(53e) Effects of Nanocarbon Buffer Layers On the Anodic Performance of Copper Oxide and Ball-Milled Graphite Composites

Graphite has been used as an anode active material in lithium ion batteries (LIBs) owing to its stable reversibility for a long cycle life, despite of its low capacity (372 mAh g^-1). In order to increase capacity in LIB, tremendous research works have recently given to high capacity 3d metal oxides (MOs) such as Co₃O₄, CuO, NiO, and Fe₂O₃. However, these metal oxides undergo a significant volumetric change during charge/discharge processes, leading to materials pulverizations and ultimately rapid electrode degradation. The MOs were anchored on two-dimensional graphene sheets or on one-dimensional carbon nanotubes (CNTs) to alleviate volume expansion and the agglomeration of MO particles. However, CNT and graphene supports are easily aggregated in electrode manufacturing processes. They also have high irreversible capacities due to the formation of solid electrolyte interface (SEI) film on their large surfaces. Unfortunately, detailed investigations of nanocarbons (graphene or CNT) as buffer layers in anodes have not been performed.

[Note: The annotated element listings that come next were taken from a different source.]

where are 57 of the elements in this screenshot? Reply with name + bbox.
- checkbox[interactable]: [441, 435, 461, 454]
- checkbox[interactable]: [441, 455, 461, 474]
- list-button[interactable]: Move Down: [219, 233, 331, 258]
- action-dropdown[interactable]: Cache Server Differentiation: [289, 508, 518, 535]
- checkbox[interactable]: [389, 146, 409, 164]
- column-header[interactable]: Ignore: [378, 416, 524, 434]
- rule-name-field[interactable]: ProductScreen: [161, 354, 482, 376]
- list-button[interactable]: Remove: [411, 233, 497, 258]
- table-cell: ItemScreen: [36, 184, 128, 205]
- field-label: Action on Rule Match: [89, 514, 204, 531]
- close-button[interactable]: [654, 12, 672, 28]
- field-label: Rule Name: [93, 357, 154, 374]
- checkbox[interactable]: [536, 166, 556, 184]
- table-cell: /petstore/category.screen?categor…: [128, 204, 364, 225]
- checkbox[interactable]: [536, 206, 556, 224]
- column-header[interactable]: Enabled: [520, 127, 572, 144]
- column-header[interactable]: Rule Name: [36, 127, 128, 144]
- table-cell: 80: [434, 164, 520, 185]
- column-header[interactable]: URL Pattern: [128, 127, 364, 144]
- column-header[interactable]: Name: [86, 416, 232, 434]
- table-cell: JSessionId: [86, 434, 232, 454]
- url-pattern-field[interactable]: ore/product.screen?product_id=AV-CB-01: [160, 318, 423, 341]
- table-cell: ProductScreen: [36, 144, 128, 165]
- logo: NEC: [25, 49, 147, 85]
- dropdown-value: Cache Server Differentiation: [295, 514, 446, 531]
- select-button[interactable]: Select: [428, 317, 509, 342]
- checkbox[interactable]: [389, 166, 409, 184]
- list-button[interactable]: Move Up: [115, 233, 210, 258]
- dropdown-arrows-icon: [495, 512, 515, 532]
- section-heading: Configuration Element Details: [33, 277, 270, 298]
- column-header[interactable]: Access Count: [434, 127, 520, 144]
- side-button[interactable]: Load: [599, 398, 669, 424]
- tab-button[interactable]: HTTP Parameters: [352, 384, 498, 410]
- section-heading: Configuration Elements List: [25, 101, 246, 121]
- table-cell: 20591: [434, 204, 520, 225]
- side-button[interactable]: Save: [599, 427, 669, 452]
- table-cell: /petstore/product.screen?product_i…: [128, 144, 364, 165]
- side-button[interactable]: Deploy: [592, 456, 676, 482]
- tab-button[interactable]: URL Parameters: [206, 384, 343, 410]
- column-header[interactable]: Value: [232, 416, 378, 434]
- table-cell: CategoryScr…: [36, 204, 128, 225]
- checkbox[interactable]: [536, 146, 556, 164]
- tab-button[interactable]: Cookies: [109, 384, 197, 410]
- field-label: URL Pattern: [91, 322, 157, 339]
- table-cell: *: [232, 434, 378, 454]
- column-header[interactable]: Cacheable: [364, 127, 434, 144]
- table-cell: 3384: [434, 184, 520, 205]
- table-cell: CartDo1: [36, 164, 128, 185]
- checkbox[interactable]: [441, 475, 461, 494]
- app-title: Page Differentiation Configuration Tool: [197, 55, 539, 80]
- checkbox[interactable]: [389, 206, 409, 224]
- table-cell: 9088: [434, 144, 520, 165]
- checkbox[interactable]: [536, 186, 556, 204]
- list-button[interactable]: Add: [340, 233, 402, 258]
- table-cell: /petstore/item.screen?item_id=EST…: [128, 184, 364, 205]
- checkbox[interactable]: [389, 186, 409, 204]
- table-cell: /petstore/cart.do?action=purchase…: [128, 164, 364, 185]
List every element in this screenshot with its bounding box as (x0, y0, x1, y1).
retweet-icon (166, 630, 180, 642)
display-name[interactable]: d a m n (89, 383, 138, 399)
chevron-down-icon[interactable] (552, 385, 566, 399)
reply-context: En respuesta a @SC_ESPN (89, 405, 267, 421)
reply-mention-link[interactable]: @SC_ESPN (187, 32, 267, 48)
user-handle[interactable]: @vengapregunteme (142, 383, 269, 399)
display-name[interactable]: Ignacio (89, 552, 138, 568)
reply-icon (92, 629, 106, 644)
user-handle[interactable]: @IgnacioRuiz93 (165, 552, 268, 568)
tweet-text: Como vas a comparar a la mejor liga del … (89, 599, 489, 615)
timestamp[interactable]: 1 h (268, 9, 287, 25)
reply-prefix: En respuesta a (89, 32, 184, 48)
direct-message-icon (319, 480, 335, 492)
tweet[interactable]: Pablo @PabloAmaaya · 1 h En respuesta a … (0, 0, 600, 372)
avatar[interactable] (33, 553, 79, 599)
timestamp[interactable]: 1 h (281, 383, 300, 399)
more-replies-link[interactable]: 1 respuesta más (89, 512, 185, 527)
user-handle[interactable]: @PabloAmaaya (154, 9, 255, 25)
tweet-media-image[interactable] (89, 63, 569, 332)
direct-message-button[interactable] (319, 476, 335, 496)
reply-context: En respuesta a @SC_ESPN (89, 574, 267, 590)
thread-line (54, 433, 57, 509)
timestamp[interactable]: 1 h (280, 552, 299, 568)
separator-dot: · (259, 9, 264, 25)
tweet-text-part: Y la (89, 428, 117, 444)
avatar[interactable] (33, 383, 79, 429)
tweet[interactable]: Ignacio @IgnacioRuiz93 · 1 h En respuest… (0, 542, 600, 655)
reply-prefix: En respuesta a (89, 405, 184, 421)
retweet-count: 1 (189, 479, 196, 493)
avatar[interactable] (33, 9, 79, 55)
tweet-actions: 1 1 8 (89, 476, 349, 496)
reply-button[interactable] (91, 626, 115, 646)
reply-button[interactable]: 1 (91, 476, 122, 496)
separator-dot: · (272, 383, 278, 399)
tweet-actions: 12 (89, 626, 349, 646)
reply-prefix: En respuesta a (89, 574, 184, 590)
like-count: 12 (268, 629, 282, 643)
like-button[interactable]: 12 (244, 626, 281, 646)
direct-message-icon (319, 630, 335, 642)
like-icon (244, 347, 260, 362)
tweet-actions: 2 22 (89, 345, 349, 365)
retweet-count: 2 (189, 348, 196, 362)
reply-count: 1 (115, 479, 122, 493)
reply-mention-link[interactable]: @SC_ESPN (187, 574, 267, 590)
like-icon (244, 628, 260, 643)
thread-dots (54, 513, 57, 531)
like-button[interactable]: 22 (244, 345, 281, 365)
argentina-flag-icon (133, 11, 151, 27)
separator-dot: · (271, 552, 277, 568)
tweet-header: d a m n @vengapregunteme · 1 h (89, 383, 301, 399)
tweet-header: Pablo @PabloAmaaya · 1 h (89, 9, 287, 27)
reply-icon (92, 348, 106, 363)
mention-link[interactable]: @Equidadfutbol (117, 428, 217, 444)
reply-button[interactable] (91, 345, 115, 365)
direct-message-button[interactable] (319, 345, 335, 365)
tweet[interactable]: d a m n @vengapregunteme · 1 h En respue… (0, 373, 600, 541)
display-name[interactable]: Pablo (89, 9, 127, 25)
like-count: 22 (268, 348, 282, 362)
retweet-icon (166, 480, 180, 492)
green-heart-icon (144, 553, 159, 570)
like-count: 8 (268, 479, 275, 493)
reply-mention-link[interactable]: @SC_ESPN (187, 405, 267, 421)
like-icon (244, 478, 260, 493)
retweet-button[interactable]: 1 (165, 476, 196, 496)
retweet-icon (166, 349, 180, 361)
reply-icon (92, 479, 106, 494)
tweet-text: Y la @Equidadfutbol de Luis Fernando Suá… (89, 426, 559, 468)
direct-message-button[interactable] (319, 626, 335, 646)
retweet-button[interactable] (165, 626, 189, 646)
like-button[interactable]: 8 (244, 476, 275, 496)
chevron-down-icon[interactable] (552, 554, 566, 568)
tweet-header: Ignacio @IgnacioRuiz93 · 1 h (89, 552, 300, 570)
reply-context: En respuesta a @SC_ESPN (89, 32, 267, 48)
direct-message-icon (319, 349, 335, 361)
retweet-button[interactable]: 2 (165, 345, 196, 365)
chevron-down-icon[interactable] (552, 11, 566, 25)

In this presentation, nanocarbon papers will be thoroughly compared as buffers for the volume changes of nano-sized CuO/ball-milled graphite (BMG). Morphological and electrochemical characterization techniques will be used for comparison. In addition, the van der Waals forces between CNT layers or graphene layers will be theoretically calculated and their effect on the performance of the buffer layers will be discussed.